October 2018, Baylor hosted their second Cyber Day with a focus on cybersecurity in healthcare.
Getting an Early Start
Donahoo knows that to train the best, he has to build a pipeline that starts at a young age. He has partnered with local school districts to develop their cybersecurity programs and to help students compete in the CyberPatriot competition, a national youth cyber defense competition. Several rounds of the competition have been held on Baylor’s campus.
One of the first local school districts Donahoo worked with was Midway ISD. Because of the success, the number of students in their cybersecurity class has doubled.

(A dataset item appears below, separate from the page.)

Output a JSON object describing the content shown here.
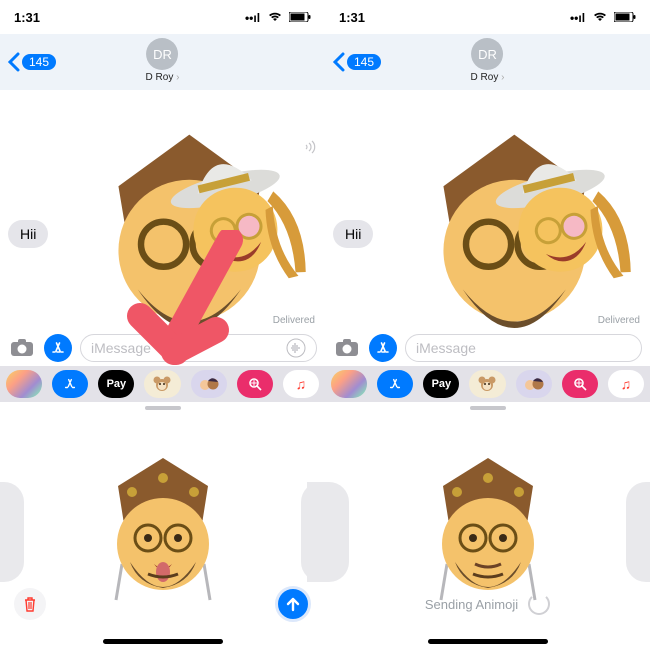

“There is not a set curriculum to follow in this field, and so we’re really trying to help fill in the holes where necessary,” said de la Torre, who is assisting with the program.
This year, Donahoo will also work with Temple ISD. As the need for cybersecurity continues to evolve, he hopes to one day develop a summer camp that could be held on Baylor’s campus.
Donahoo notes that changing trends will only continue to drive the need for cybersecurity professionals. “You rely on it as an individual just to be able to conduct your daily life. You answer things with Google and Wikipedia. You figure out where you’re going with whatever map you use. You ask your devices for help almost like they’re humans,” he said.